I had a blog when I was, like, 13. It wasn't online. In 1993 there wasn't a whole lot online... I'm sure some of you were, but we'd just bought a computer a few years before that and hadn't gotten one with enough ports for a modem so I was out of luck. Even after I was internetting, I did everything... e-mail, chat, the website, before I was blogging.
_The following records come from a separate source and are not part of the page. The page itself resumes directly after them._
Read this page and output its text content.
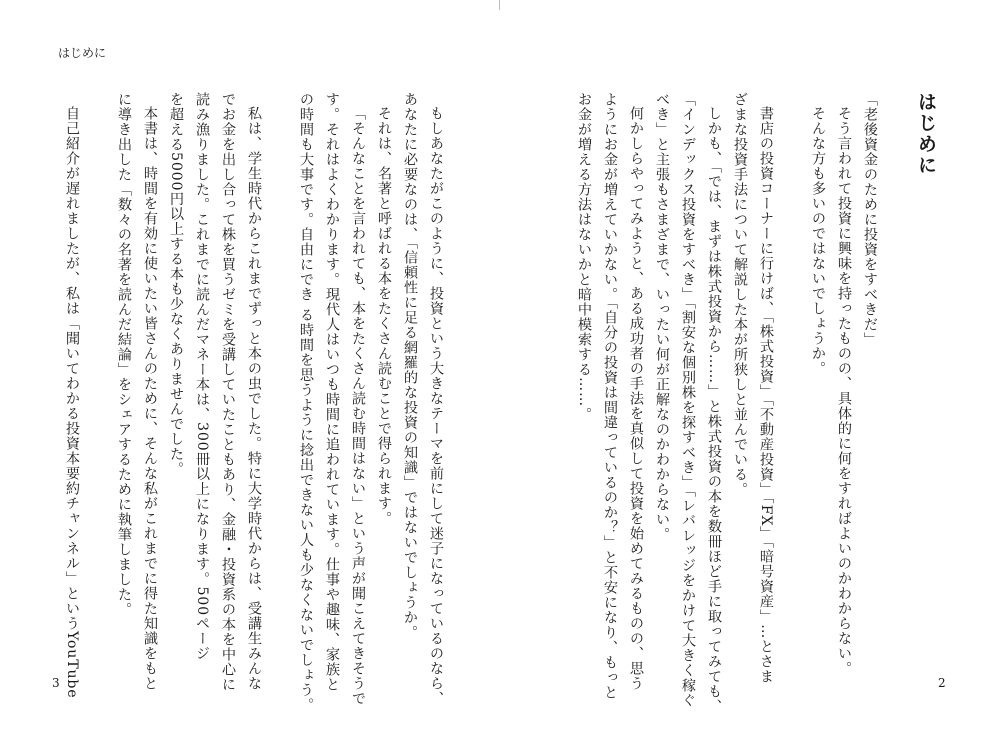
はじめに
はじめに
「老後資金のために投資をすべきだ」
そう言われて投資に興味を持ったものの、具体的に何をすればよいのかわからない。
そんな方も多いのではないでしょうか。
書店の投資コーナーに行けば、「株式投資」「不動産投資」「FX」「暗号資産」…とさま
ざまな投資手法について解説した本が所狭しと並んでいる。
しかも、「では、まずは株式投資から……」と株式投資の本を数冊ほど手に取ってみても、
「インデックス投資をすべき」「割安な個別株を探すべき」「レバレッジをかけて大きく稼ぐ
べき」と主張もさまざまで、いったい何が正解なのかわからない。
何かしらやってみようと、ある成功者の手法を真似して投資を始めてみるものの、思う
ようにお金が増えていかない。「自分の投資は間違っているのか？」と不安になり、もっと
お金が増える方法はないかと暗中模索する……。
もしあなたがこのように、投資という大きなテーマを前にして迷子になっているのなら、
あなたに必要なのは、「信頼性に足る網羅的な投資の知識」ではないでしょうか。
それは、名著と呼ばれる本をたくさん読むことで得られます。
「そんなことを言われても、本をたくさん読む時間はない」という声が聞こえてきそうで
す。それはよくわかります。現代人はいつも時間に追われています。仕事や趣味、家族と
の時間も大事です。自由にでき る時間を思うように捻出できない人も少なくないでしょう。
私は、学生時代からこれまでずっと本の虫でした。特に大学時代からは、受講生みんな
でお金を出し合って株を買うゼミを受講していたこともあり、金融・投資系の本を中心に
読み漁りました。これまでに読んだマネー本は、300冊以上になります。500ページ
を超える5000円以上する本も少なくありませんでした。
本書は、時間を有効に使いたい皆さんのために、そんな私がこれまでに得た知識をもと
に導き出した「数々の名著を読んだ結論」をシェアするために執筆しました。
自己紹介が遅れましたが、私は「聞いてわかる投資本要約チャンネル」というYouTube
3	2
But I really was writing then, and I had a friends list, just like I do now. I'd crank out these essays once or twice a month. Write them on lined paper in class or at home. Then I'd give them to a friend of mine, who'd share them with other friends, and soon I had a nice crowd of people who seemed genuinely interested in reading what I had to write. Sometimes it'd be satirical... fake notes and breakup letters to point out how silly every else's notes and breakup letters were. Other times I'd write fiction. A lot of the times I'd write essays though. I wrote about society's morals, and how culture looked at teenagers. I wrote about feminism and women's rights, mostly because I saw how many 13 year old girls chose to stop using their brains when they wanted to attract the opposite sex (so, so important, right?). And I'd pass the stuff around. I didn't want to write for the school paper or yearbook because I hated editors and didn't want to miss out on a cool elective, like sewing or choir. But I had a lot to say, so I found people who'd read it.
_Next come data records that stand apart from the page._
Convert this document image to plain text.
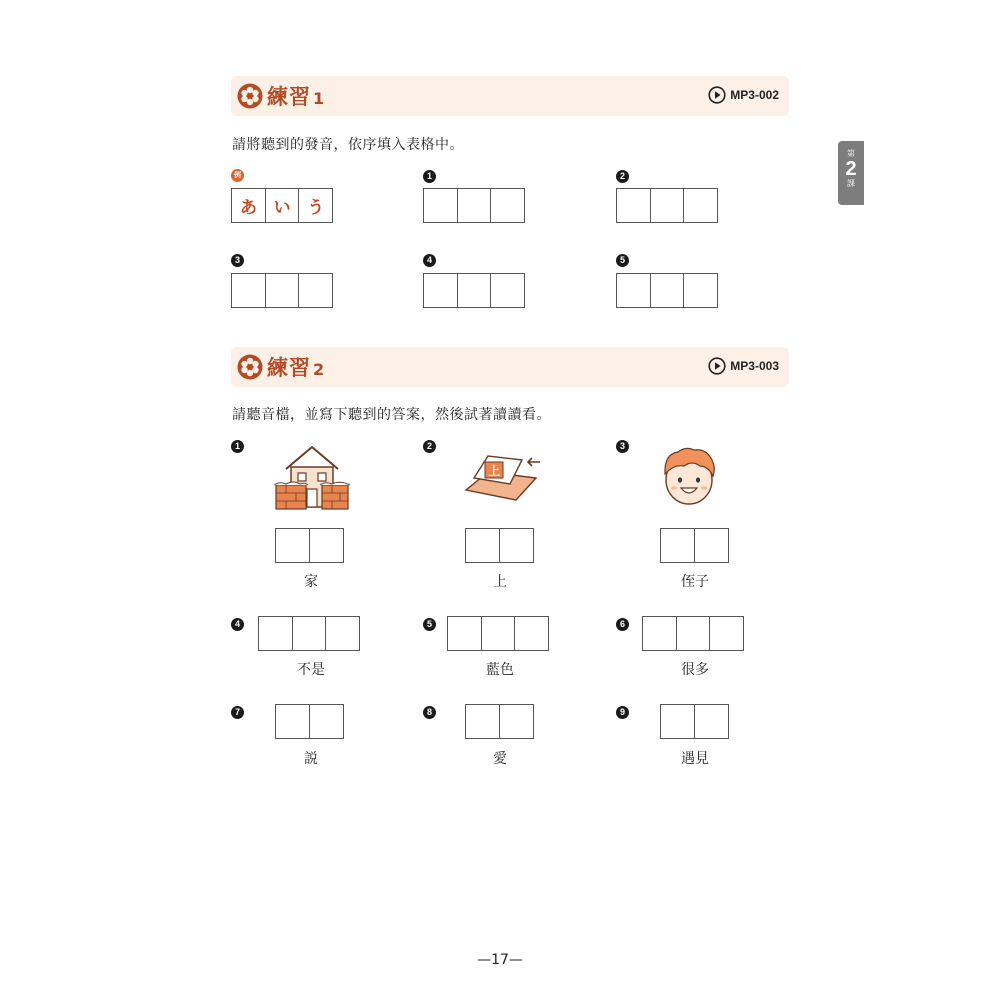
練習 1	MP3-002
請將聽到的發音，依序填入表格中。
例
あ い う
1	2
3	4	5
練習 2	MP3-003
請聽音檔，並寫下聽到的答案，然後試著讀讀看。
1
家
2
上
上
3
侄子
4
不是
5
藍色
6
很多
7
説
8
愛
9
遇見
第
2
課
—17—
Later on, in high school, some kids put a zine together. I loved it, and asked if I could write for the next one. They told me there probably wouldn't be another one because they got in so much trouble at school for it (wasn't exactly a family-friendly publication), but if me and my friends wanted to put on out, power to us. I didn't really have friends. I had readers. I was their novelty. I didn't have the courage to ask them to put together a zine. And doing a zine by myself was just too risky and freakish; all through high school I acted like I didn't want to fit in but I didn't want to stick out, either. After that I didn't hand out most of my essays. I started keeping them to myself. I even wrote in code so no one would read anything; I had my own letters, sort of a weird Phoenician adaptation, that I'd use so nobody knew what I was saying. I wrote in spiral notebooks and refused to ever tear out a page. I wanted to stay inside my head and not say anything until I had all of life's answers figured out, otherwise people would just judge me and I'd disappoint them.